You know persistence pays off. It can get you that sale, that interview, that dream job you wanted. Often it's the only way.

You also know too much persistence can strain a relationship. So you hesitate to persist even when you know it's your only chance.

Most people ask themselves if they're pushing too little or too much. That's not the most effective question to ask yourself.

More effective is to ask:

What can I do to make my persistence work so they'll appreciate it?

In business, I hustle and I value relationships. I've experimented a lot in this area and found a few things that work and build relationships at the same time.

You've had people persist and annoy you, but you've also had people persist so you appreciated their effort. How do you make sure you're the latter?

Involve them in the process with magic phrase No. 1.

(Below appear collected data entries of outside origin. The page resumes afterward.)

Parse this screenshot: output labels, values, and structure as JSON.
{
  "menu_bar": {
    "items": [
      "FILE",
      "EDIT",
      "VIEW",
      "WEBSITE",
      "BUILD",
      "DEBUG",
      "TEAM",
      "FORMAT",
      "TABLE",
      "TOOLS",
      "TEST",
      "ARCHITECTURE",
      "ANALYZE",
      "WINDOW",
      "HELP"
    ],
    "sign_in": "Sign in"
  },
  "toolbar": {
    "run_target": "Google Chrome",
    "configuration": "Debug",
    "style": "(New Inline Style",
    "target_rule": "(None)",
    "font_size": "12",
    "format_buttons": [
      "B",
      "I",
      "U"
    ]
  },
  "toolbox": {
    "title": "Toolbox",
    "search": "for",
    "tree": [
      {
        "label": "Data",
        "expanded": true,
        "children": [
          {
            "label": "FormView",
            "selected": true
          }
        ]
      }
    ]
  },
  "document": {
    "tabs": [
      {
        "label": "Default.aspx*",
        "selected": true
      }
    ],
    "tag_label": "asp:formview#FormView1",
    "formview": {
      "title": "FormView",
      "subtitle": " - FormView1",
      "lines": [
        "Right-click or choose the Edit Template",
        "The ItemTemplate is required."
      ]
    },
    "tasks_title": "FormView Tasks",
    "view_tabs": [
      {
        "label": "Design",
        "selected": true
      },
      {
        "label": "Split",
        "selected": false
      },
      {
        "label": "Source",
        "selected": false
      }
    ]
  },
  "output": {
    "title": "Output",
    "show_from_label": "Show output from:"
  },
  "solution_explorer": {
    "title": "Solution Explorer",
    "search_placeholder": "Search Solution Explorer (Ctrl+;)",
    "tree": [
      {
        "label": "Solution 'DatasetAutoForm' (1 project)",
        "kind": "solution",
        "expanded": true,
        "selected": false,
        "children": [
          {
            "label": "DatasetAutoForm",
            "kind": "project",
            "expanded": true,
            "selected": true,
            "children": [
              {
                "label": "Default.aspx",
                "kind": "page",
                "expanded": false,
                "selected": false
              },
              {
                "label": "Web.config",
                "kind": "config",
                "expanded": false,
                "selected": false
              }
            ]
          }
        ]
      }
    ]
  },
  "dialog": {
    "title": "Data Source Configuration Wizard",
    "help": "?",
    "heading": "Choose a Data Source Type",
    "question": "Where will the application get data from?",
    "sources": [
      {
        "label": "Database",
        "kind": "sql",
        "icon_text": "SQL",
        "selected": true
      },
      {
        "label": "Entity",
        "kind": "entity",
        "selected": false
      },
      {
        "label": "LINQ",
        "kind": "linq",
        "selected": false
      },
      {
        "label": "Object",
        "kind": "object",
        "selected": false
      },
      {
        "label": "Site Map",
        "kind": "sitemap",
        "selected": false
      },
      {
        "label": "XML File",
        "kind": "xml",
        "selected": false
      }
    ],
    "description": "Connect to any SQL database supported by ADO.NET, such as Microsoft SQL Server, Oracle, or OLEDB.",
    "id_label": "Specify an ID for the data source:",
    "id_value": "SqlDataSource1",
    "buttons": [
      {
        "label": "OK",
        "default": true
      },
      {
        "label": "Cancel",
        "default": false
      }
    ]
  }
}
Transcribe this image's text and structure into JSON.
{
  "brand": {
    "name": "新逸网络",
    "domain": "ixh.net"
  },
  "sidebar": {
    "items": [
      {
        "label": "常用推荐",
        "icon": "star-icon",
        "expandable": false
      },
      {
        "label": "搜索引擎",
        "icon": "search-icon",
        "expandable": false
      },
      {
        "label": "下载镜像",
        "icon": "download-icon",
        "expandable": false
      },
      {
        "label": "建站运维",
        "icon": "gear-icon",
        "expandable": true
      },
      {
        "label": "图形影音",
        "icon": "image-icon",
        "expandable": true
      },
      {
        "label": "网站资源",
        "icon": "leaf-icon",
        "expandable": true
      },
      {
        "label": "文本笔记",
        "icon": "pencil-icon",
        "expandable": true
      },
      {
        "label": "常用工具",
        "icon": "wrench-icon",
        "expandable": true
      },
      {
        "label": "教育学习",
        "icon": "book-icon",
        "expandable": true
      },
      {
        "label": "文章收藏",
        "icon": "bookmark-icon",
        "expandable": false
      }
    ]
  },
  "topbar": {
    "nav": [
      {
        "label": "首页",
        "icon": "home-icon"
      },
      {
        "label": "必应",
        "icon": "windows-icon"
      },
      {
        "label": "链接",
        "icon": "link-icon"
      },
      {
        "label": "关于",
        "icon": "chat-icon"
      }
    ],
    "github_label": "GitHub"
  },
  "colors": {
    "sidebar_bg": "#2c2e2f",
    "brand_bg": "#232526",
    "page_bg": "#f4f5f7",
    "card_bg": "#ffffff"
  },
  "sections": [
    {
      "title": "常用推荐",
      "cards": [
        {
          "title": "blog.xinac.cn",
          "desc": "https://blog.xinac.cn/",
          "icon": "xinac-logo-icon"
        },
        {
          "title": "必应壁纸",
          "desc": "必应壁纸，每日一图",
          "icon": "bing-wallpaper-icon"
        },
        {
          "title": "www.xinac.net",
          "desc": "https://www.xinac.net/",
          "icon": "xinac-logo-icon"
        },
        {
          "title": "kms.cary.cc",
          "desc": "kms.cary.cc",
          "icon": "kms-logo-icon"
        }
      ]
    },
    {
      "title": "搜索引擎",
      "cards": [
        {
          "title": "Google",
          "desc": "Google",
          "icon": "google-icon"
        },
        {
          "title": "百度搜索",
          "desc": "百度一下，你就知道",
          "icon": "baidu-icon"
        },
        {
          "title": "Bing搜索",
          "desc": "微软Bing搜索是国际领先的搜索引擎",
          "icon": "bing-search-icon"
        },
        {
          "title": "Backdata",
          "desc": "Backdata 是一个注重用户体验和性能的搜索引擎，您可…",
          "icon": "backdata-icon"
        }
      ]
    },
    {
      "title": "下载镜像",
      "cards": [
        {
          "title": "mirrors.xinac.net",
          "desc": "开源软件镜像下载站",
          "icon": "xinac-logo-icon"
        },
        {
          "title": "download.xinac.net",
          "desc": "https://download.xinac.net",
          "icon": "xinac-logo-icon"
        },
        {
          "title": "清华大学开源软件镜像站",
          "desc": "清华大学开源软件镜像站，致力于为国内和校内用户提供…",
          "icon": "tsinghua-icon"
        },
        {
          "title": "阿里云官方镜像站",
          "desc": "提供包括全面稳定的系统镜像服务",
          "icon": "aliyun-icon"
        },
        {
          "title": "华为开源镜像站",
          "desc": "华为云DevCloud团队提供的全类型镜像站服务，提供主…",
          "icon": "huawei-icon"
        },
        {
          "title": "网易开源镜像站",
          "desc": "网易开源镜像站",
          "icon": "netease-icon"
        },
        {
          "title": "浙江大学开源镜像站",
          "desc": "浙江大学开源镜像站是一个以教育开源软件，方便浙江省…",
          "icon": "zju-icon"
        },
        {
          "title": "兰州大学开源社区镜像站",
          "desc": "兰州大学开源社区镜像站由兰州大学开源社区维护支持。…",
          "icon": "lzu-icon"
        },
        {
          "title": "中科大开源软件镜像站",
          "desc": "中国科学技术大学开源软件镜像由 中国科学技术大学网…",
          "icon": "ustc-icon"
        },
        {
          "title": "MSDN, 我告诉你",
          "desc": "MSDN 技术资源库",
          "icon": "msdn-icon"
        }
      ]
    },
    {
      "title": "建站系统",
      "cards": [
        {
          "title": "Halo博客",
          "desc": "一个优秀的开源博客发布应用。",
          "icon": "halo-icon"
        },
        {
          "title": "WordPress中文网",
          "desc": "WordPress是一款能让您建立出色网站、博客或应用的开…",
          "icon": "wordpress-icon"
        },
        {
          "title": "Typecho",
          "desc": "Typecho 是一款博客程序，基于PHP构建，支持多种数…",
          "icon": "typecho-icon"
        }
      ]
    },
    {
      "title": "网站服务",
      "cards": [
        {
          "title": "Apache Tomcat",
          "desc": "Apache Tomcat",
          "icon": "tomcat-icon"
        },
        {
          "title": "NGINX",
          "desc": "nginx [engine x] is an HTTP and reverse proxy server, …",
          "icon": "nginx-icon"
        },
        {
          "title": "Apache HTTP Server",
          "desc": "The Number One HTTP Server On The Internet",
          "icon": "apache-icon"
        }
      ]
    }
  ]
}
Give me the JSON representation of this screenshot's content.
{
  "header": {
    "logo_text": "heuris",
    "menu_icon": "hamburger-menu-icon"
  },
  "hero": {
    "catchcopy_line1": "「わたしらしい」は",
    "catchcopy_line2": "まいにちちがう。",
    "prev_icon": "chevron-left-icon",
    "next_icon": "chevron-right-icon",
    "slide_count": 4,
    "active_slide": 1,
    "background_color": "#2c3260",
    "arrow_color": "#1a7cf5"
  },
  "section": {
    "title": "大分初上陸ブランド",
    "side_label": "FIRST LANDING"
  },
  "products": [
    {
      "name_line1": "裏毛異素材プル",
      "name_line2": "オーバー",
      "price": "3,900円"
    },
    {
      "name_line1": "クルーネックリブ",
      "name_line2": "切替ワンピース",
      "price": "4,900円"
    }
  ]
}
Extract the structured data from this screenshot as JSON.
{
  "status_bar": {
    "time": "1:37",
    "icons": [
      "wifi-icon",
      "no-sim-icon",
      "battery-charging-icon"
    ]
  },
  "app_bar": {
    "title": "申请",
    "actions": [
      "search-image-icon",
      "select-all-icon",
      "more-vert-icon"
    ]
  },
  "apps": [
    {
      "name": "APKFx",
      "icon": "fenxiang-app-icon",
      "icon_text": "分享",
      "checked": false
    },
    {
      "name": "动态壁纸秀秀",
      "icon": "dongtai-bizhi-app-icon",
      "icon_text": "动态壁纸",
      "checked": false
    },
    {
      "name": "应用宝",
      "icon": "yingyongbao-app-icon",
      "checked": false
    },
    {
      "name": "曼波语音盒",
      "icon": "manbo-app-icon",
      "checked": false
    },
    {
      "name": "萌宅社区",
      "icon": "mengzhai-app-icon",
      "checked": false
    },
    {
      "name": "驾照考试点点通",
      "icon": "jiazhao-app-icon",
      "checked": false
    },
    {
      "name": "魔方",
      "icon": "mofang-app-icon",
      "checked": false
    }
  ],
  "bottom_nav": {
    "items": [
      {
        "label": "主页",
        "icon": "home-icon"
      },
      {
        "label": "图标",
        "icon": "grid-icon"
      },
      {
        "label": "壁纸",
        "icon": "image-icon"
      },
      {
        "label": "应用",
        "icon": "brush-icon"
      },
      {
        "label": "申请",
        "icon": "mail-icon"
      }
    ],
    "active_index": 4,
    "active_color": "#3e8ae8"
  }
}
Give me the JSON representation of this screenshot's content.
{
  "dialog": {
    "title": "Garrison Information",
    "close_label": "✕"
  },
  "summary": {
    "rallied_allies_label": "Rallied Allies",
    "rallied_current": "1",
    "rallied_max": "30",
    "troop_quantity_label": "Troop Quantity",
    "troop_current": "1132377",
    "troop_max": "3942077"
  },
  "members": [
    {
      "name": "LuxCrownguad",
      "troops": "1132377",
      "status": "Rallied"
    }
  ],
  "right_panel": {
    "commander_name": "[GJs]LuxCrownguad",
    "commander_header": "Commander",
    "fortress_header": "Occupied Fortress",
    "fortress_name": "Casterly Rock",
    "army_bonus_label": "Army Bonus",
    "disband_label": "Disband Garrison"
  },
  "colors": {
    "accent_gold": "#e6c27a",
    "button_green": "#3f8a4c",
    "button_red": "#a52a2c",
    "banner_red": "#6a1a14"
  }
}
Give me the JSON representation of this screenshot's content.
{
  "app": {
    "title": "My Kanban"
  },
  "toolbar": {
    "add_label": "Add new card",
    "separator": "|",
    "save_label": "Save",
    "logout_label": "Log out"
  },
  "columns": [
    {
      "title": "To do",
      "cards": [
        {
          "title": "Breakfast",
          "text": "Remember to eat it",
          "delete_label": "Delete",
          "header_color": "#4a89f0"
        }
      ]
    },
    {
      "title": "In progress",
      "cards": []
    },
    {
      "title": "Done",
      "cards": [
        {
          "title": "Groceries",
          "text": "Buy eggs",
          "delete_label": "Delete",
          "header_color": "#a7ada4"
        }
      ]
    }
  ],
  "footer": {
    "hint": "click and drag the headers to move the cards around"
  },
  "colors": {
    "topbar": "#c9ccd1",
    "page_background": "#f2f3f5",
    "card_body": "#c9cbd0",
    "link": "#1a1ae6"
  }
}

When I wonder if I might be pushing someone too much, I use my strategy: How do you decide when your decision affects other people? Involve them in the process. In this case I've developed a way to ask the other person in a manner that has elicited positive responses every time I've used it.

I have put the following question countless times, basically verbatim:

Am I persisting too much, too little, or just right?

The other person has always answered. The most common response begins by thanking me (an amazing turnaround when what prompted my writing it is usually anxiety) and telling me I persisted just right.

Often they'll ask me to persist more.

Politely surprise them with magic phrase No. 2.

I'm writing this post because I just used magic phrase No. 2 and it worked successfully, the same as every other time I've used it.

Sometimes someone doesn't respond. You don't think they're trying to blow you off, but they aren't writing back, either. How do you engage them?

My second magic phrase works in this context:

I hope I haven't said or written anything offensive.

I copied that verbatim from a recent email to someone who hadn't responded to three emails. We're working on a project together, and I depended on him doing something for me. He didn't depend on me, so I had little leverage, making it difficult to ask him to do more or even respond.

He responded basically the way everyone does:

No, Joshua, what you wrote wasn't offensive, but it brought to light what seems to be a misunderstanding.

He then explained the misunderstanding that he had been sitting on until then. We resolved it, and collaboration continued.

In summary.

You know your relationships better than anyone else. You know how to communicate with your people.

These phrases have worked for me each time I've used them. I can't guarantee they will for you. They aren't the whole email. You have to fit them into the context of the rest of your communication.

I recommend trying them, though, because they help change the question from "Does persistence pay off?" or "Am I pushing too much?" to "How do I persist so everyone benefits?"

Then you become someone people thank for motivating them.